Monday, March 26, 2012
How to Develop Good Ideas IV: Let's Create
Photo courtesy grietgriet of Morguefile.com
Last time we discussed the need to educate ourselves, so that our confidence will grow, and solutions will flow! (Ahem.) Anyway, this important step, if done well, will naturally lead to the development of all sorts of design approaches. In other words, it’s time to generate ideas. For myself, I find it a good idea to always have a sketchbook handy to record ideas.
Here’s what I typically do in my sketchbook. I write down any words and phrases that corresponds to information I’ve accumulated about the subject, the problem, and possible solutions. Then I write their opposites and explore definitions. This exercise helps me develop mental pictures which I will get down on paper quickly. I try to produce at least 10 to 30 ideas in a sitting.

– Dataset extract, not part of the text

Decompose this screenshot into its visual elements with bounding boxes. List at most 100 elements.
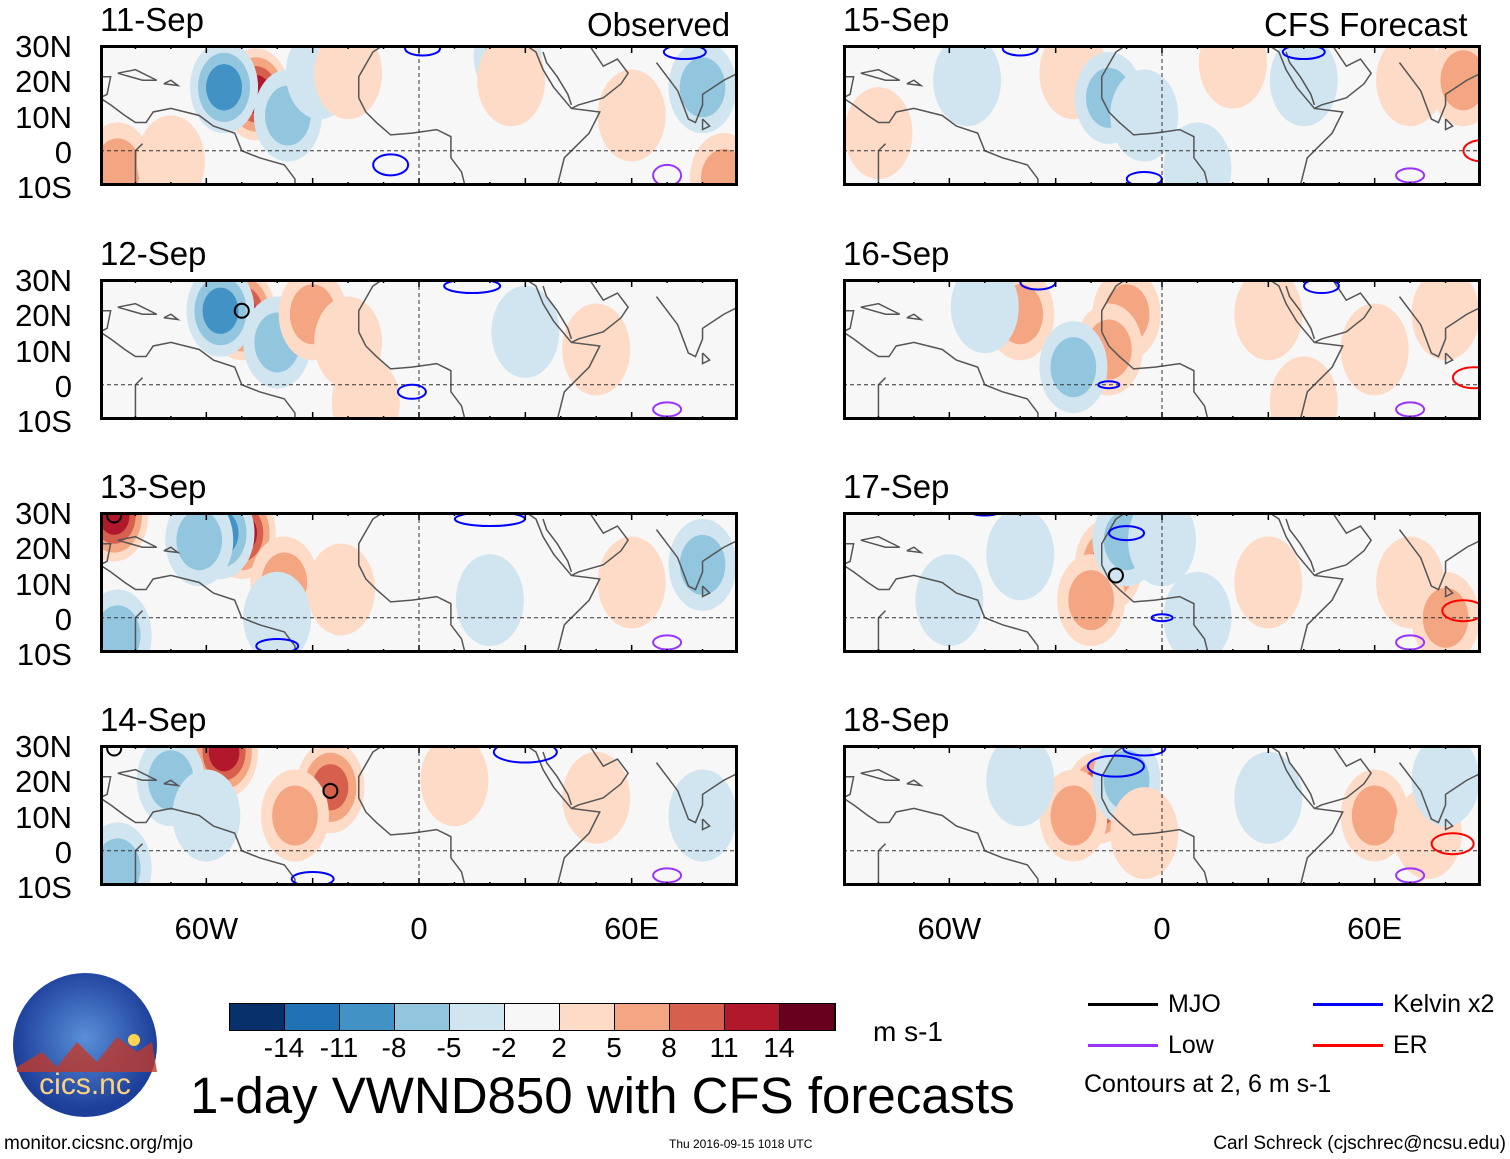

My advice is to not worry about trite or hackneyed solutions at this point. Quantity is more important. But you will be surprised. Often it’s those trite solutions that can lead to something innovative, because they are trite for a reason. They communicate quickly with the audience, because they are familiar. And taking the familiar and making something new can be a great solution.
Anyway, getting a lot of ideas out quickly can lead to exploration that may even leave your original thought process in the dust. And you may even stray far away from a workable solution. That’s okay, because we are not editing the ideas yet. Just producing them.
Finally, write notes beside ideas that seem to work well as solutions. I include in my notes how it addresses the problem, what I liked about it, and why it seems to work. This will come in handy if I develop any of these ideas further. It will help me stay on track, have a clear goal, and be able to communicate with the client why this can work.
Also a quick word of advice. Be open to changes in direction. It happens. I try to present at least one unexpected solution to the client along with the expected. And I’ve found out that this can cause the client to reevaluate her direction. This type of situation teaches me that what the client originally thought was the problem was only a symptom. It pushes the solution in a direction that helps the client think more deeply. And sometimes forces a change in course.